I'm still not clear on this 4-1-4 yet.
Marshalling Precedent: With Nod to Predecessor, Roberts Affirms Mandate 2:05 PM, JUN 28, 2012 • BY ADAM J. WHITE
weeklystandard.com
In September 2009, President Obama disagreed vehemently with the notion that the Affordable Care Act's individual mandate was a tax: "A responsibility to get health insurance is not a tax increase," he told George Stephanopolous. And even on the eve of oral argument, the president's Office of Management and Budget told Congress that the mandate was not a tax.
Nevertheless, the Justice Department made precisely the opposite argument in the federal courts, and that argument ultimately persuaded the Supreme Court.

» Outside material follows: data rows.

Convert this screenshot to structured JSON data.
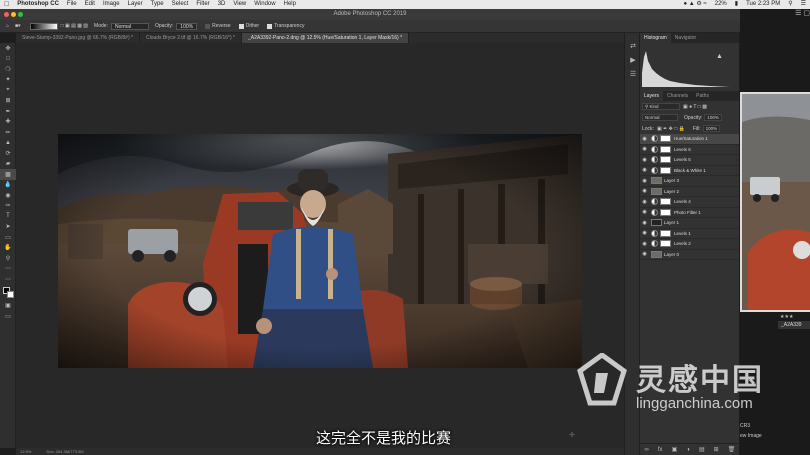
{
  "menubar": {
    "app": "Photoshop CC",
    "items": [
      "File",
      "Edit",
      "Image",
      "Layer",
      "Type",
      "Select",
      "Filter",
      "3D",
      "View",
      "Window",
      "Help"
    ],
    "battery": "22%",
    "clock": "Tue 2:23 PM"
  },
  "window": {
    "title": "Adobe Photoshop CC 2019"
  },
  "options": {
    "mode_label": "Mode:",
    "mode_value": "Normal",
    "opacity_label": "Opacity:",
    "opacity_value": "100%",
    "reverse": "Reverse",
    "dither": "Dither",
    "transparency": "Transparency"
  },
  "tabs": [
    {
      "label": "Steve-Stamp-3392-Pano.jpg @ 66.7% (RGB/8#) *"
    },
    {
      "label": "Clouds Bryce 2.tif @ 16.7% (RGB/16*) *"
    },
    {
      "label": "_A2A3392-Pano-2.dng @ 12.5% (Hue/Saturation 1, Layer Mask/16) *"
    }
  ],
  "status": {
    "zoom": "12.5%",
    "doc": "Doc: 264.3M/773.0M"
  },
  "subtitle": "这完全不是我的比赛",
  "panels": {
    "top_tabs": [
      "Histogram",
      "Navigator"
    ],
    "layer_tabs": [
      "Layers",
      "Channels",
      "Paths"
    ],
    "kind": "Kind",
    "blend": "Normal",
    "opacity_label": "Opacity:",
    "opacity": "100%",
    "lock_label": "Lock:",
    "fill_label": "Fill:",
    "fill": "100%",
    "layers": [
      {
        "name": "Hue/Saturation 1",
        "type": "adjustment",
        "selected": true
      },
      {
        "name": "Levels 6",
        "type": "adjustment"
      },
      {
        "name": "Levels 5",
        "type": "adjustment"
      },
      {
        "name": "Black & White 1",
        "type": "adjustment"
      },
      {
        "name": "Layer 3",
        "type": "pixel"
      },
      {
        "name": "Layer 2",
        "type": "pixel"
      },
      {
        "name": "Levels 4",
        "type": "adjustment"
      },
      {
        "name": "Photo Filter 1",
        "type": "adjustment"
      },
      {
        "name": "Layer 1",
        "type": "pixel-dark"
      },
      {
        "name": "Levels 1",
        "type": "adjustment"
      },
      {
        "name": "Levels 2",
        "type": "adjustment"
      },
      {
        "name": "Layer 0",
        "type": "pixel"
      }
    ]
  },
  "desk": {
    "stars": "★★★",
    "file_label": "_A2A339",
    "caption1": "CR3",
    "caption2": "ew Image"
  },
  "watermark": {
    "brand_cn": "灵感中国",
    "brand_en": "lingganchina.com"
  }
}
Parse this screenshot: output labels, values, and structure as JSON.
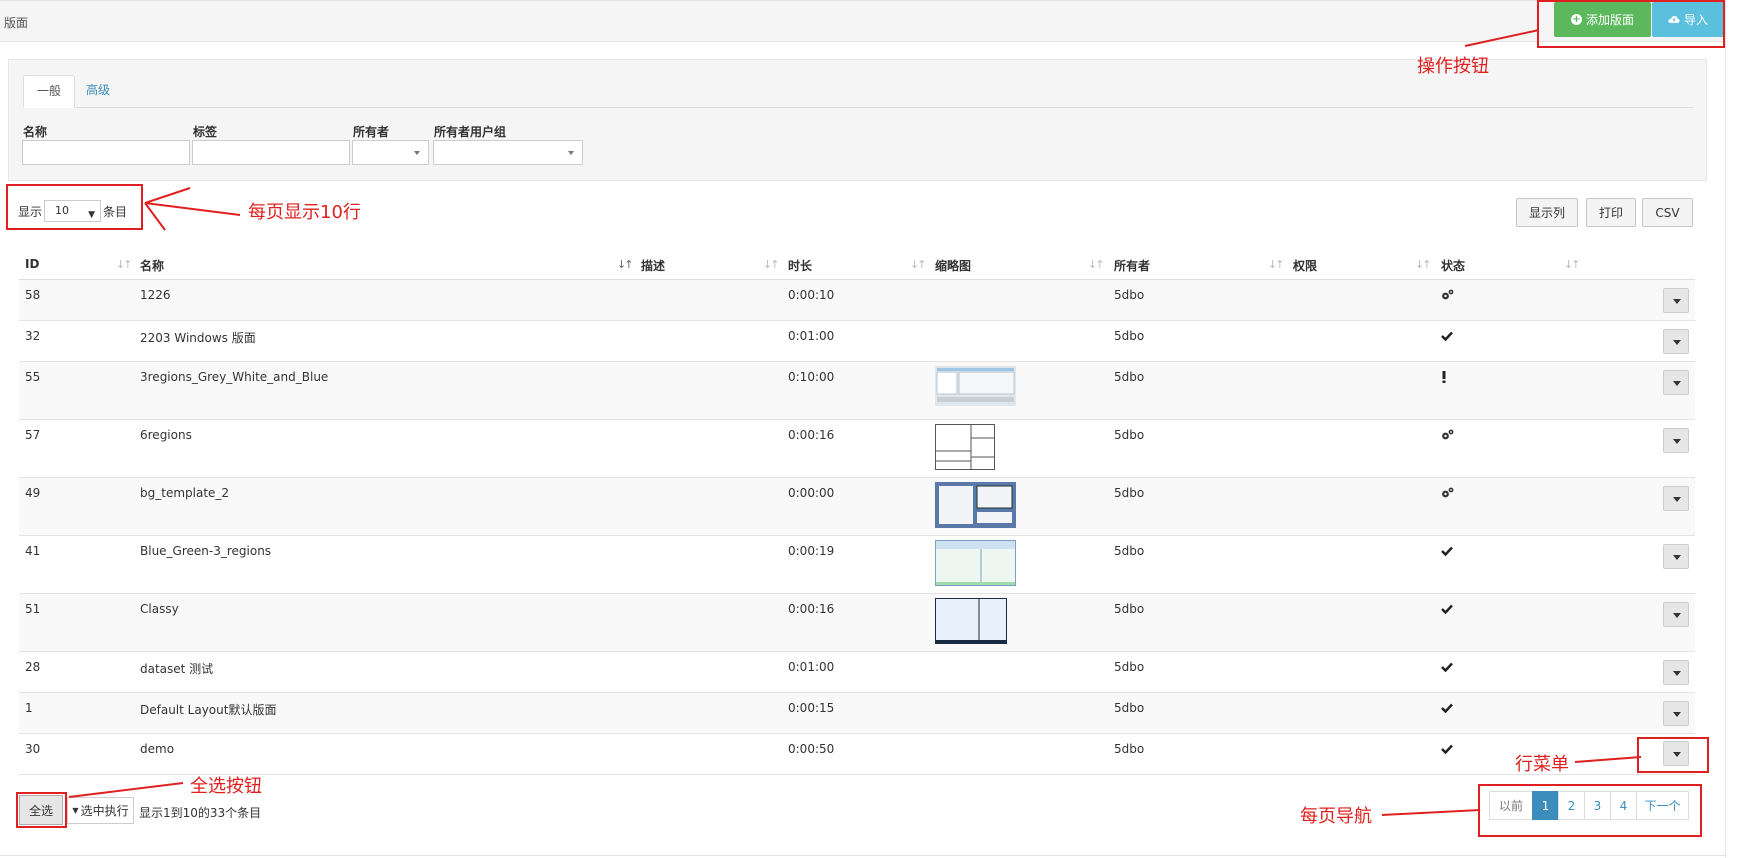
{
  "header": {
    "title": "版面",
    "add_button": "添加版面",
    "import_button": "导入"
  },
  "filter": {
    "tabs": [
      "一般",
      "高级"
    ],
    "labels": {
      "name": "名称",
      "tags": "标签",
      "owner": "所有者",
      "owner_group": "所有者用户组"
    }
  },
  "length": {
    "prefix": "显示",
    "value": "10",
    "suffix": "条目"
  },
  "tools": {
    "columns": "显示列",
    "print": "打印",
    "csv": "CSV"
  },
  "table": {
    "headers": [
      "ID",
      "名称",
      "描述",
      "时长",
      "缩略图",
      "所有者",
      "权限",
      "状态"
    ],
    "rows": [
      {
        "id": "58",
        "name": "1226",
        "duration": "0:00:10",
        "owner": "5dbo",
        "thumb": "none",
        "status": "gears-icon"
      },
      {
        "id": "32",
        "name": "2203 Windows 版面",
        "duration": "0:01:00",
        "owner": "5dbo",
        "thumb": "none",
        "status": "check-icon"
      },
      {
        "id": "55",
        "name": "3regions_Grey_White_and_Blue",
        "duration": "0:10:00",
        "owner": "5dbo",
        "thumb": "grey-white-blue",
        "status": "exclamation-icon"
      },
      {
        "id": "57",
        "name": "6regions",
        "duration": "0:00:16",
        "owner": "5dbo",
        "thumb": "six-regions",
        "status": "gears-icon"
      },
      {
        "id": "49",
        "name": "bg_template_2",
        "duration": "0:00:00",
        "owner": "5dbo",
        "thumb": "bg-template",
        "status": "gears-icon"
      },
      {
        "id": "41",
        "name": "Blue_Green-3_regions",
        "duration": "0:00:19",
        "owner": "5dbo",
        "thumb": "blue-green",
        "status": "check-icon"
      },
      {
        "id": "51",
        "name": "Classy",
        "duration": "0:00:16",
        "owner": "5dbo",
        "thumb": "classy",
        "status": "check-icon"
      },
      {
        "id": "28",
        "name": "dataset 测试",
        "duration": "0:01:00",
        "owner": "5dbo",
        "thumb": "none",
        "status": "check-icon"
      },
      {
        "id": "1",
        "name": "Default Layout默认版面",
        "duration": "0:00:15",
        "owner": "5dbo",
        "thumb": "none",
        "status": "check-icon"
      },
      {
        "id": "30",
        "name": "demo",
        "duration": "0:00:50",
        "owner": "5dbo",
        "thumb": "none",
        "status": "check-icon"
      }
    ]
  },
  "footer": {
    "select_all": "全选",
    "exec_selected": "选中执行",
    "info": "显示1到10的33个条目"
  },
  "pagination": {
    "prev": "以前",
    "pages": [
      "1",
      "2",
      "3",
      "4"
    ],
    "current": "1",
    "next": "下一个"
  },
  "annotations": {
    "action_buttons": "操作按钮",
    "per_page": "每页显示10行",
    "select_all": "全选按钮",
    "row_menu": "行菜单",
    "page_nav": "每页导航"
  },
  "colors": {
    "accent": "#3c8dbc",
    "success": "#5cb85c",
    "info": "#5bc0de",
    "annotation": "#e02020"
  }
}
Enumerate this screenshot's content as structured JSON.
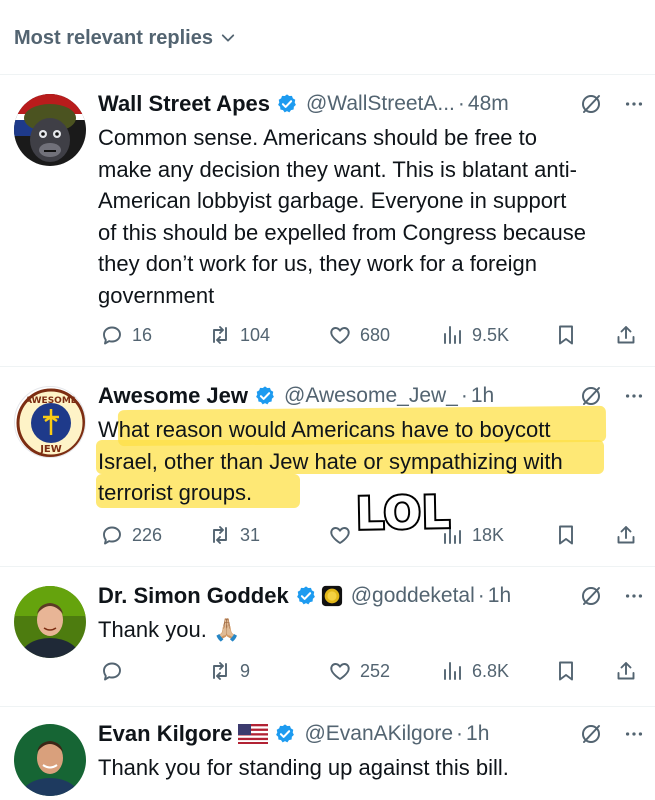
{
  "sort": {
    "label": "Most relevant replies"
  },
  "replies": [
    {
      "name": "Wall Street Apes",
      "handle": "@WallStreetA...",
      "time": "48m",
      "lines": [
        "Common sense. Americans should be free to",
        "make any decision they want. This is blatant anti-",
        "American lobbyist garbage. Everyone in support",
        "of this should be expelled from Congress because",
        "they don’t work for us, they work for a foreign",
        "government"
      ],
      "stats": {
        "replies": "16",
        "reposts": "104",
        "likes": "680",
        "views": "9.5K"
      }
    },
    {
      "name": "Awesome Jew",
      "handle": "@Awesome_Jew_",
      "time": "1h",
      "avatar_text": {
        "top": "AWESOME",
        "bottom": "JEW"
      },
      "lines": [
        "What reason would Americans have to boycott",
        "Israel, other than Jew hate or sympathizing with",
        "terrorist groups."
      ],
      "stats": {
        "replies": "226",
        "reposts": "31",
        "likes": "",
        "views": "18K"
      },
      "sticker": "LOL"
    },
    {
      "name": "Dr. Simon Goddek",
      "handle": "@goddeketal",
      "time": "1h",
      "lines": [
        "Thank you. 🙏🏼"
      ],
      "stats": {
        "replies": "",
        "reposts": "9",
        "likes": "252",
        "views": "6.8K"
      }
    },
    {
      "name": "Evan Kilgore",
      "handle": "@EvanAKilgore",
      "time": "1h",
      "lines": [
        "Thank you for standing up against this bill."
      ]
    }
  ],
  "colors": {
    "verified": "#1d9bf0",
    "affiliate_gold": "#e2b719",
    "highlight": "#fde047",
    "muted": "#536471"
  }
}
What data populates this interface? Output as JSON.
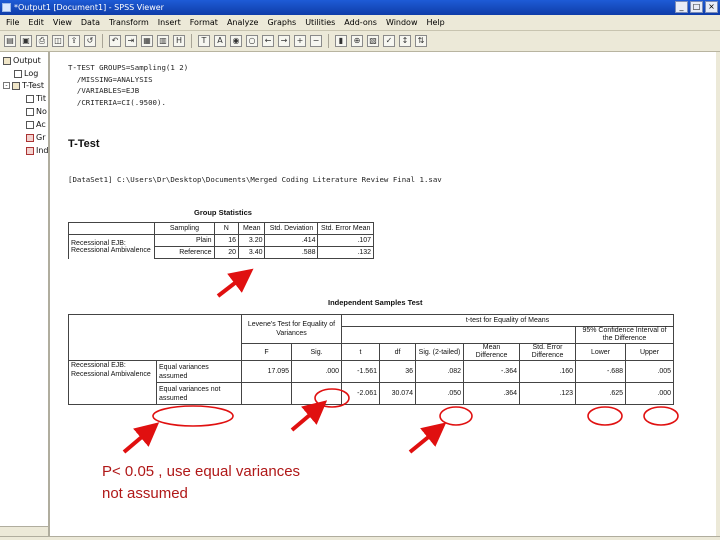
{
  "window": {
    "title": "*Output1 [Document1] - SPSS Viewer",
    "buttons": [
      "_",
      "□",
      "×"
    ]
  },
  "menu": [
    "File",
    "Edit",
    "View",
    "Data",
    "Transform",
    "Insert",
    "Format",
    "Analyze",
    "Graphs",
    "Utilities",
    "Add-ons",
    "Window",
    "Help"
  ],
  "toolbar": {
    "icons": [
      "open-icon",
      "save-icon",
      "print-icon",
      "print-preview-icon",
      "export-icon",
      "dialog-recall-icon",
      "undo-icon",
      "goto-case-icon",
      "goto-data-icon",
      "variables-icon",
      "insert-heading-icon",
      "insert-title-icon",
      "insert-text-icon",
      "show-icon",
      "hide-icon",
      "promote-icon",
      "demote-icon",
      "expand-icon",
      "collapse-icon",
      "designate-window-icon",
      "zoom-icon",
      "insert-output-icon",
      "select-cases-icon",
      "scroll-icon",
      "sort-icon"
    ]
  },
  "nav_tree": {
    "items": [
      {
        "label": "Output",
        "icon": "folder"
      },
      {
        "label": "Log",
        "icon": "doc"
      },
      {
        "label": "T-Test",
        "icon": "folder"
      },
      {
        "label": "Tit",
        "icon": "doc"
      },
      {
        "label": "No",
        "icon": "doc"
      },
      {
        "label": "Ac",
        "icon": "doc"
      },
      {
        "label": "Gr",
        "icon": "red"
      },
      {
        "label": "Ind",
        "icon": "red"
      }
    ]
  },
  "syntax": {
    "lines": [
      "T-TEST GROUPS=Sampling(1 2)",
      "  /MISSING=ANALYSIS",
      "  /VARIABLES=EJB",
      "  /CRITERIA=CI(.9500)."
    ]
  },
  "section_title": "T-Test",
  "dataset_line": "[DataSet1] C:\\Users\\Dr\\Desktop\\Documents\\Merged Coding Literature Review Final 1.sav",
  "group_statistics": {
    "caption": "Group Statistics",
    "headers": [
      "Sampling",
      "N",
      "Mean",
      "Std. Deviation",
      "Std. Error Mean"
    ],
    "row_label": [
      "Recessional EJB:",
      "Recessional Ambivalence"
    ],
    "rows": [
      [
        "Plain",
        "16",
        "3.20",
        ".414",
        ".107"
      ],
      [
        "Reference",
        "20",
        "3.40",
        ".588",
        ".132"
      ]
    ]
  },
  "independent_test": {
    "caption": "Independent Samples Test",
    "group_headers": [
      "Levene's Test for Equality of Variances",
      "t-test for Equality of Means"
    ],
    "ci_header": "95% Confidence Interval of the Difference",
    "headers": [
      "F",
      "Sig.",
      "t",
      "df",
      "Sig. (2-tailed)",
      "Mean Difference",
      "Std. Error Difference",
      "Lower",
      "Upper"
    ],
    "row_label": [
      "Recessional EJB:",
      "Recessional Ambivalence"
    ],
    "rows": [
      {
        "label": [
          "Equal variances",
          "assumed"
        ],
        "values": [
          "17.095",
          ".000",
          "-1.561",
          "36",
          ".082",
          "-.364",
          ".160",
          "-.688",
          ".005"
        ]
      },
      {
        "label": [
          "Equal variances not",
          "assumed"
        ],
        "values": [
          "",
          "",
          "-2.061",
          "30.074",
          ".050",
          ".364",
          ".123",
          ".625",
          ".000"
        ]
      }
    ]
  },
  "annotation": {
    "note": "P< 0.05 , use equal variances\nnot assumed",
    "color": "#b01818"
  }
}
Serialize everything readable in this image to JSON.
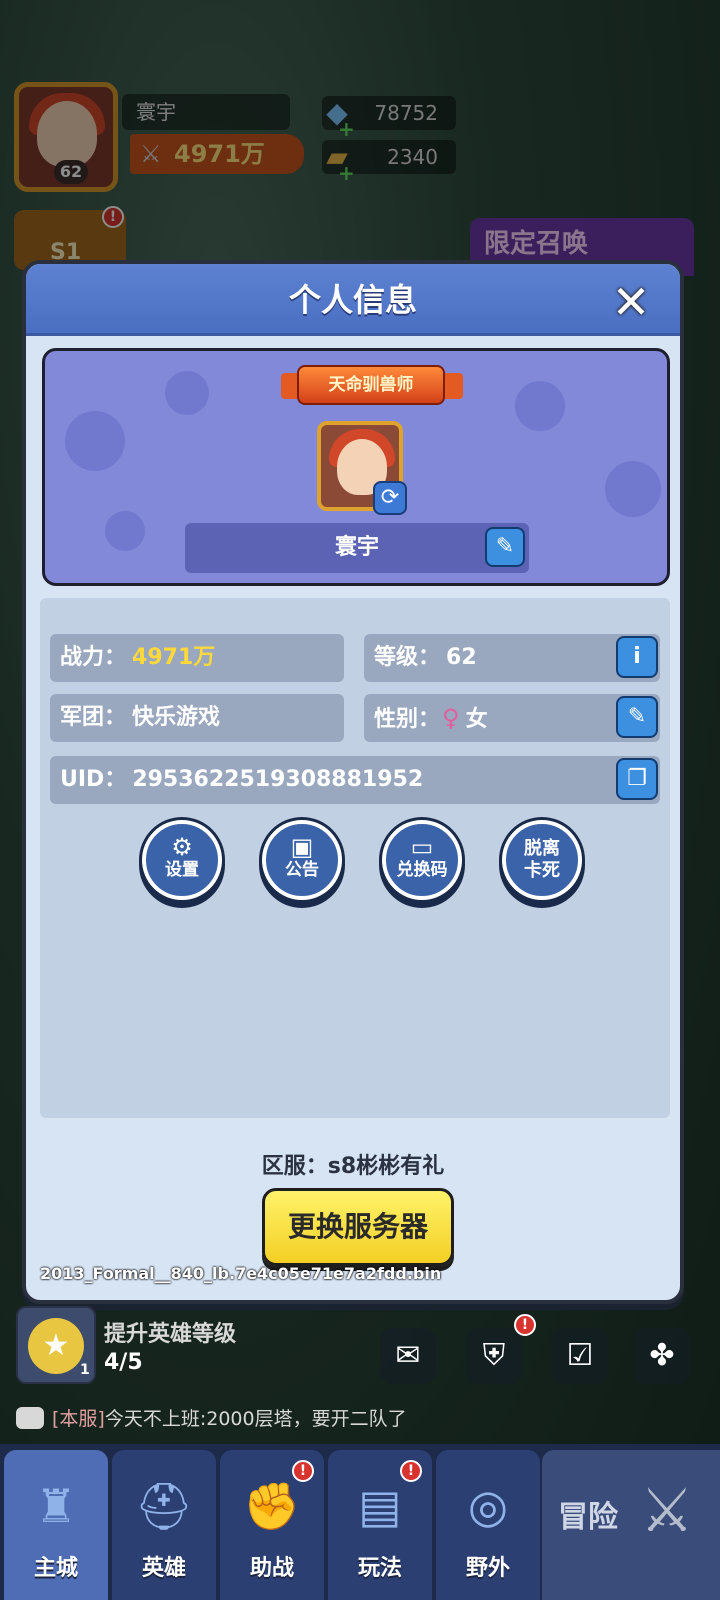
{
  "hud": {
    "player_name": "寰宇",
    "level": "62",
    "power": "4971万",
    "gems": "78752",
    "tickets": "2340",
    "season_badge": "S1",
    "summon_banner": "限定召唤"
  },
  "dialog": {
    "title": "个人信息",
    "close_symbol": "✕",
    "profile": {
      "title_badge": "天命驯兽师",
      "name": "寰宇"
    },
    "info": {
      "power_label": "战力：",
      "power_value": "4971万",
      "level_label": "等级：",
      "level_value": "62",
      "guild_label": "军团：",
      "guild_value": "快乐游戏",
      "gender_label": "性别：",
      "gender_value": "女",
      "uid_label": "UID：",
      "uid_value": "2953622519308881952"
    },
    "actions": [
      {
        "label": "设置",
        "icon": "gear-icon"
      },
      {
        "label": "公告",
        "icon": "notice-icon"
      },
      {
        "label": "兑换码",
        "icon": "ticket-icon"
      },
      {
        "label": "脱离卡死",
        "icon": ""
      }
    ],
    "action_labels": {
      "settings": "设置",
      "notice": "公告",
      "redeem": "兑换码",
      "unstuck_line1": "脱离",
      "unstuck_line2": "卡死"
    },
    "server": "区服：s8彬彬有礼",
    "change_server": "更换服务器",
    "debug": "2013_Formal__840_lb.7e4c05e71e7a2fdd.bin"
  },
  "quest": {
    "title": "提升英雄等级",
    "progress": "4/5",
    "count": "1"
  },
  "chat": {
    "channel": "[本服]",
    "message": "今天不上班:2000层塔，要开二队了"
  },
  "nav": {
    "items": [
      "主城",
      "英雄",
      "助战",
      "玩法",
      "野外"
    ],
    "adventure": "冒险"
  },
  "colors": {
    "header_blue": "#4a6fc2",
    "power_gold": "#ffd83b",
    "button_yellow": "#f3cf24",
    "notification_red": "#d7342f"
  }
}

Today, the Court held that the individual mandate is a lawful exercise of the Constitution's tax power.
The decision was 5-4—or, more accurately, 4-1-4. Chief Justice Roberts's lead opinion created a 5-4 majority holding that the individual mandate was not a constitutional exercise of the Commerce Clause power, and a 5-4 majority holding that the mandate was a constitutional tax.
The decision's details will be parsed endlessly, in terms of both legal doctrine and political ramifications, but in the end it stands for something much more historically significant.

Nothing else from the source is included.